En un contexto de desaceleración económica, el ministro de Hacienda y Economía, Magín Díaz, aseguró que el país logró cerrar el año con un desempeño “similar al promedio regional”, estimado en 2.2% según el Banco Mundial, y sin caer en recesión.
Durante declaraciones ofrecidas en el marco de la Rendición de Cuentas del presidente Luis Abinader en Noticias SIN, el funcionario defendió que, pese al menor dinamismo económico, la economía generó más de 100,000 empleos y mostró indicadores externos récord. “Fue un año de desaceleración económica, pero eso no significa que entramos en una recesión”, sostuvo Díaz.
El ministro enfatizó que la prioridad del Gobierno fue impulsar la inversión pública como mecanismo de recuperación. Según explicó, desde agosto se duplicó la ejecución mensual del gasto de capital, al pasar de aproximadamente RD$10,000 millones a más de RD$20,000 millones mensuales.

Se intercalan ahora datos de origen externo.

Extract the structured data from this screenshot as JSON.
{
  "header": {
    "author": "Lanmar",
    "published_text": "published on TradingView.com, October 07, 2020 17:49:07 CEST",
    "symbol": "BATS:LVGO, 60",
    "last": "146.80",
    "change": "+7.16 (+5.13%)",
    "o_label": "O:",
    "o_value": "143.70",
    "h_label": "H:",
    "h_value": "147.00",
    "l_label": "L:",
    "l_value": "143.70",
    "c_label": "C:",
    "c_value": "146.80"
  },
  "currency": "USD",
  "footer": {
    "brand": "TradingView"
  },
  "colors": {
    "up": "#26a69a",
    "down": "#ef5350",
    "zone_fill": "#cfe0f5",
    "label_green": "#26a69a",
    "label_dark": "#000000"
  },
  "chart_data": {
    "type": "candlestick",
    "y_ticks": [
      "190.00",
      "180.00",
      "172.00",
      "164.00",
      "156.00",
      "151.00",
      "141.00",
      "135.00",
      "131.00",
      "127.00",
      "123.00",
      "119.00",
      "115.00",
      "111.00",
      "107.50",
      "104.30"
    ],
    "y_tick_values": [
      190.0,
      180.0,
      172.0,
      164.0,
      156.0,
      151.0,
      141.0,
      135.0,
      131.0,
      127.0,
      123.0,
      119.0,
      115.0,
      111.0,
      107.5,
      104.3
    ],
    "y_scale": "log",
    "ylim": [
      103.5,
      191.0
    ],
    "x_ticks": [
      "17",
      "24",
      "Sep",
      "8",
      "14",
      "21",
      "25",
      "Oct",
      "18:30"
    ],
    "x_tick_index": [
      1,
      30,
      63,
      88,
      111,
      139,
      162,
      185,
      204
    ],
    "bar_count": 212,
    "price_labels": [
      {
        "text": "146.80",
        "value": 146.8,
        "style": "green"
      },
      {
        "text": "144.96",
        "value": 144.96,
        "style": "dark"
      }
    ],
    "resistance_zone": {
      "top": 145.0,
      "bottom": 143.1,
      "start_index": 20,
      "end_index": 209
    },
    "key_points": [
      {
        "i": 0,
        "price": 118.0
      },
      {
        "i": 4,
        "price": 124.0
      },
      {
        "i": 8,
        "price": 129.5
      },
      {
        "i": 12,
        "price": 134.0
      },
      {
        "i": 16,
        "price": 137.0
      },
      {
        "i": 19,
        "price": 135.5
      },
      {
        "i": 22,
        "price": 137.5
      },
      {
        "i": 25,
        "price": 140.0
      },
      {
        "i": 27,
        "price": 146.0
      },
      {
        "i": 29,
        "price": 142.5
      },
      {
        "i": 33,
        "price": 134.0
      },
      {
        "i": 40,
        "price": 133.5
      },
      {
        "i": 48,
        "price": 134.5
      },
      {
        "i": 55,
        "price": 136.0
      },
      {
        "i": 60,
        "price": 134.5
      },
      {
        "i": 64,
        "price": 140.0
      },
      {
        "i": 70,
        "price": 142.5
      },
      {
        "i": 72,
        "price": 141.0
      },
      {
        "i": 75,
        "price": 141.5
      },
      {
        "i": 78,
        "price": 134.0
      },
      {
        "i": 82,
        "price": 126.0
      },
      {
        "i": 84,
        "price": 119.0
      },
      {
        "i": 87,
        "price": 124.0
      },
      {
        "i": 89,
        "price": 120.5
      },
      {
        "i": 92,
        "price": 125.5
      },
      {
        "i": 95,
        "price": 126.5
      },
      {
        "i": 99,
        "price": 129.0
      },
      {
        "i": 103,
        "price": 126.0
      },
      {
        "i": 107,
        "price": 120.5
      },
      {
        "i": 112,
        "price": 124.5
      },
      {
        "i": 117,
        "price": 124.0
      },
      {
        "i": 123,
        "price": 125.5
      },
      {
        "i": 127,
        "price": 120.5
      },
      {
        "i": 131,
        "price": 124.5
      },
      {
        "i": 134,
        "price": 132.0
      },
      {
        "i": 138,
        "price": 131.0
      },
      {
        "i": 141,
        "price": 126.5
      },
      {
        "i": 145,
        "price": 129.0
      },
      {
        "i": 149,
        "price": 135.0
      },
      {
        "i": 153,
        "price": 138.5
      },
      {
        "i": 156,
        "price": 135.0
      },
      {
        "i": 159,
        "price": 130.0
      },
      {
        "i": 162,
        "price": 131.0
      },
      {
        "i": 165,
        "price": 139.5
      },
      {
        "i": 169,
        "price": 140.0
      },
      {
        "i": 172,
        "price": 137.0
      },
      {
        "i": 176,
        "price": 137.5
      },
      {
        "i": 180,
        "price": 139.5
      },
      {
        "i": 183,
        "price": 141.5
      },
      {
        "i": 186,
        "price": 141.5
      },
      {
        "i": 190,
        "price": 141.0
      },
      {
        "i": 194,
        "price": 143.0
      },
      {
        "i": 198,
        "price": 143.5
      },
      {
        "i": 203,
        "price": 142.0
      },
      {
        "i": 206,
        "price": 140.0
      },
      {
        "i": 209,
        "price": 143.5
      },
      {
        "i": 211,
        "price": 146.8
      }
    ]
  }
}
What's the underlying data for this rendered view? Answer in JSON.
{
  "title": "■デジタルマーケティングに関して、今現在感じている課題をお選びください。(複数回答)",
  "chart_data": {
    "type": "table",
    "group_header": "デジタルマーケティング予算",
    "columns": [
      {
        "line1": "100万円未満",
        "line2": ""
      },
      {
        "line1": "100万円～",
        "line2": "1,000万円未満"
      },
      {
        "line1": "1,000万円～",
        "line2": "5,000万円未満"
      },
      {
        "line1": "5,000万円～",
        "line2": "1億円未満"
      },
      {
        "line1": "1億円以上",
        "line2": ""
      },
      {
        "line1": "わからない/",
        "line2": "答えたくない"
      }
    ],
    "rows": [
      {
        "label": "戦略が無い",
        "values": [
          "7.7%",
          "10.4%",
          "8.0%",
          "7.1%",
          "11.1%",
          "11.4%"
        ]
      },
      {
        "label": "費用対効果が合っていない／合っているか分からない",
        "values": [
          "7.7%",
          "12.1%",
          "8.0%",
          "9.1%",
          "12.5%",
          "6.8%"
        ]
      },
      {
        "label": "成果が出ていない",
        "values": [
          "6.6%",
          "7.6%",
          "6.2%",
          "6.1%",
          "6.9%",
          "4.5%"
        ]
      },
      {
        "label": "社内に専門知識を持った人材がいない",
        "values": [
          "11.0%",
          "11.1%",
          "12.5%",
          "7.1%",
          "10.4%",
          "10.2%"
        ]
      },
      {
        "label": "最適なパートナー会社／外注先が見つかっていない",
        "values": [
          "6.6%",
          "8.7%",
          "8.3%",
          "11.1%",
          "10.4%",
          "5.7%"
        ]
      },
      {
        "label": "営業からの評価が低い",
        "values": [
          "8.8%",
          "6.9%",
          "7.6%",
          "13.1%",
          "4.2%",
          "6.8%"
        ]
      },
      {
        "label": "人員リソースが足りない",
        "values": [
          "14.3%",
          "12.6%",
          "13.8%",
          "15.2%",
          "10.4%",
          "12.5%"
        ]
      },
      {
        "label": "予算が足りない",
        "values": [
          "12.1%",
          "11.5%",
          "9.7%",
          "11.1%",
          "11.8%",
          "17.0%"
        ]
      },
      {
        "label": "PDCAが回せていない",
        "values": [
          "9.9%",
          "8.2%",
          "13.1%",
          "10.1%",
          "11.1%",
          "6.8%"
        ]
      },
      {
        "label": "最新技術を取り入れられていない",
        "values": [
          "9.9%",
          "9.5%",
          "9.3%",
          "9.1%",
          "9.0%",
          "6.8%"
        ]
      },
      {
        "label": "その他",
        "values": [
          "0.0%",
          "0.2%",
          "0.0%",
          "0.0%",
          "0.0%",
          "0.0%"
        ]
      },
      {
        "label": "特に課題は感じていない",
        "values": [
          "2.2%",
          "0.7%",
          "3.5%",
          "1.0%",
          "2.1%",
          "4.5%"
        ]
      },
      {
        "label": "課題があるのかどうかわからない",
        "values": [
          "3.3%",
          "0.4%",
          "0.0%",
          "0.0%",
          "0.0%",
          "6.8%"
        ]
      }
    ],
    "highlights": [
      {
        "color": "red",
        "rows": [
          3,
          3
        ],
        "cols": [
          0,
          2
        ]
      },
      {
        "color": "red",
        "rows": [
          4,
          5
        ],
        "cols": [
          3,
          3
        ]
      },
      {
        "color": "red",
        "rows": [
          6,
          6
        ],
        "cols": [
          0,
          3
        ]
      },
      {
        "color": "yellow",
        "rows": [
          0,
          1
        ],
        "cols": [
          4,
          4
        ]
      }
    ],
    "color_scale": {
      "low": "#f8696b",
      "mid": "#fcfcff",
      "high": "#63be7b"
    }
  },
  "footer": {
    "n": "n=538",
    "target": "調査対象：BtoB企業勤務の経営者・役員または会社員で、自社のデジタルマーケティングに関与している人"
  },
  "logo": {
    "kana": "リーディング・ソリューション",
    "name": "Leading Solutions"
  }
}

En términos del producto interno bruto (PIB), la inversión pública cerró en 2.6% del PIB, superior al 2.4% del año anterior y al 2.2% presupuestado. Díaz indicó que estas medidas se coordinan con el Banco Central y que ya muestran resultados. Citó que en enero la economía habría crecido 3.5%, según los datos disponibles.
Indicadores externos
El funcionario destacó que los indicadores externos registraron resultados históricos, con exportaciones cercanas a US$16,000 millones, remesas próximas a US$1,000 millones mensuales y un crecimiento sostenido del turismo, factores que, según afirmó, fortalecen el desempeño de la economía pese al contexto de desaceleración. “Hay razones para estar optimistas y los datos están ahí”, afirmó.
Inflación y reforma
Aunque reconoció que la inflación estuvo “un poco alta”, aseguró que se mantuvo dentro del rango meta. Uno de los datos más relevantes, según el ministro, es que el salario real aumentó por encima de la inflación y que, en algunos casos, el salario mínimo ya compensa la canasta básica, algo que, aseguró, no había ocurrido antes.
Sobre la posibilidad de una reforma fiscal en 2026, Díaz reiteró que el país arrastra un déficit estructural promedio de 3% del PIB durante los últimos 30 años, equivalente a más de RD$250,000 millones anuales, independientemente del partido gobernante.
Explicó que el año pasado se optó por no someter una reforma para aumentar ingresos, priorizando la recuperación económica a través de la inversión pública. No obstante, aseguró que el Gobierno está dispuesto a consensuar una eventual reforma, destacando que ya se implementó una regla fiscal para limitar el gasto público, se han fusionado instituciones y existe apertura para eliminar impuestos distorsionadores y aplicar medidas de facilitación económica. “Si llegamos a un acuerdo con la sociedad, entonces vamos a someter”, puntualizó.